PC SSD drives started out with buildin compression. This is why most test software has separate "incompressible data" graphs. Its usually something you actually dont want, akin to fake streamer tape capacities/speeds assuming 2x compression.
> IO chip and extra architecture for decompressing textures
you dont want uncompressed textures in your GPU memory, compressing DXT compressed textures is not idea to say the least, you can count on 30-50% compression ratio, not the marketing 2x peak number Sony was throwing around
I do have seen issues on my machines i would highly put in the direction of "nvm got shitty fast really quick and something inbetween is weird, we need to do something".
My feeling is, that what Sony is now doing, goes in that direction.
I'm highly curious and hopefull.
I will read your posted blog, looks interesting. Lets see what will arrive in the industry at the end of the day.
When i look at his data, its capped and the additional PC transfer speed of over 512mb/sec vs hitting the speed limit much sooner, does show that something is missing.

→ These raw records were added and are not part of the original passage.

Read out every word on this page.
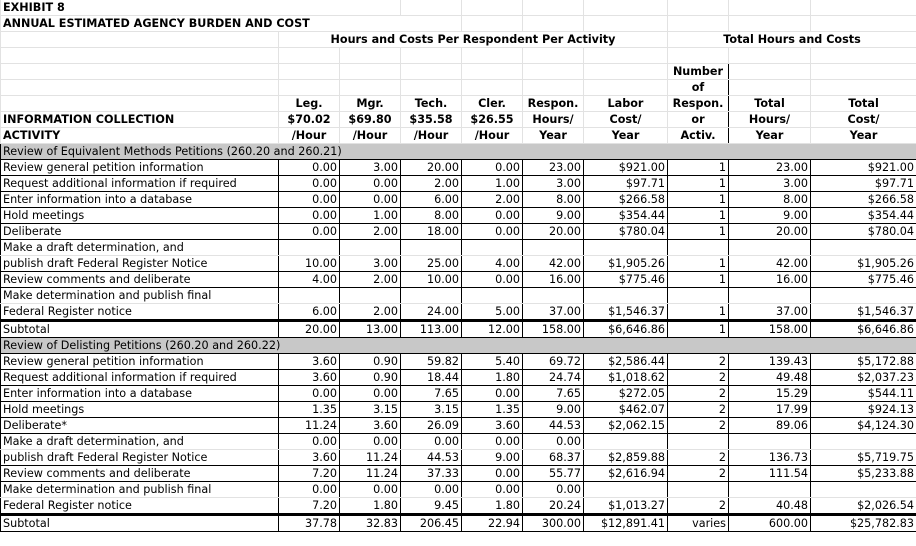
EXHIBIT 8									
ANNUAL ESTIMATED AGENCY BURDEN AND COST									
	Hours and Costs Per Respondent Per Activity						Total Hours and Costs		

							Number		
							of		
	Leg.	Mgr.	Tech.	Cler.	Respon.	Labor	Respon.	Total	Total
INFORMATION COLLECTION	$70.02	$69.80	$35.58	$26.55	Hours/	Cost/	or	Hours/	Cost/
ACTIVITY	/Hour	/Hour	/Hour	/Hour	Year	Year	Activ.	Year	Year
Review of Equivalent Methods Petitions (260.20 and 260.21)									
Review general petition information	0.00	3.00	20.00	0.00	23.00	$921.00	1	23.00	$921.00
Request additional information if required	0.00	0.00	2.00	1.00	3.00	$97.71	1	3.00	$97.71
Enter information into a database	0.00	0.00	6.00	2.00	8.00	$266.58	1	8.00	$266.58
Hold meetings	0.00	1.00	8.00	0.00	9.00	$354.44	1	9.00	$354.44
Deliberate	0.00	2.00	18.00	0.00	20.00	$780.04	1	20.00	$780.04
Make a draft determination, and									
publish draft Federal Register Notice	10.00	3.00	25.00	4.00	42.00	$1,905.26	1	42.00	$1,905.26
Review comments and deliberate	4.00	2.00	10.00	0.00	16.00	$775.46	1	16.00	$775.46
Make determination and publish final									
Federal Register notice	6.00	2.00	24.00	5.00	37.00	$1,546.37	1	37.00	$1,546.37
Subtotal	20.00	13.00	113.00	12.00	158.00	$6,646.86	1	158.00	$6,646.86
Review of Delisting Petitions (260.20 and 260.22)									
Review general petition information	3.60	0.90	59.82	5.40	69.72	$2,586.44	2	139.43	$5,172.88
Request additional information if required	3.60	0.90	18.44	1.80	24.74	$1,018.62	2	49.48	$2,037.23
Enter information into a database	0.00	0.00	7.65	0.00	7.65	$272.05	2	15.29	$544.11
Hold meetings	1.35	3.15	3.15	1.35	9.00	$462.07	2	17.99	$924.13
Deliberate*	11.24	3.60	26.09	3.60	44.53	$2,062.15	2	89.06	$4,124.30
Make a draft determination, and	0.00	0.00	0.00	0.00	0.00				
publish draft Federal Register Notice	3.60	11.24	44.53	9.00	68.37	$2,859.88	2	136.73	$5,719.75
Review comments and deliberate	7.20	11.24	37.33	0.00	55.77	$2,616.94	2	111.54	$5,233.88
Make determination and publish final	0.00	0.00	0.00	0.00	0.00				
Federal Register notice	7.20	1.80	9.45	1.80	20.24	$1,013.27	2	40.48	$2,026.54
Subtotal	37.78	32.83	206.45	22.94	300.00	$12,891.41	varies	600.00	$25,782.83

Diminishing returns. Cap is most likely caused by the graphic engine fixed costs, at some point you cant use more speed no matter what without rewrite (initialization, deserialization etc).
Making an ASIC with pedestrian low speed IOs is easy. Making an ASIC with high speed SERDES IOs that are required for PCIe is hard.
Also, AHA has a followup product that doubles the performance by dropping 4 ASICs and 1 FPGA on a board instead of 2 ASICs. So modularity is a factor as well.
But I think the first point is very likely the reason.
the FPGA does the PCIe and all necessary data marshaling, which allows a lot of flexibility for updates and bug fixing on the most finicky parts of hardware
two ASICs because once you have one manufactured, most of the costs are sunk and per unit it's cheap to stick a second on the board
You're probably right. The FPGA is probably the most expensive part of this board by far, and maybe they figured the FPGA and the PCIE bus can handle enough traffic to keep two compression chips busy.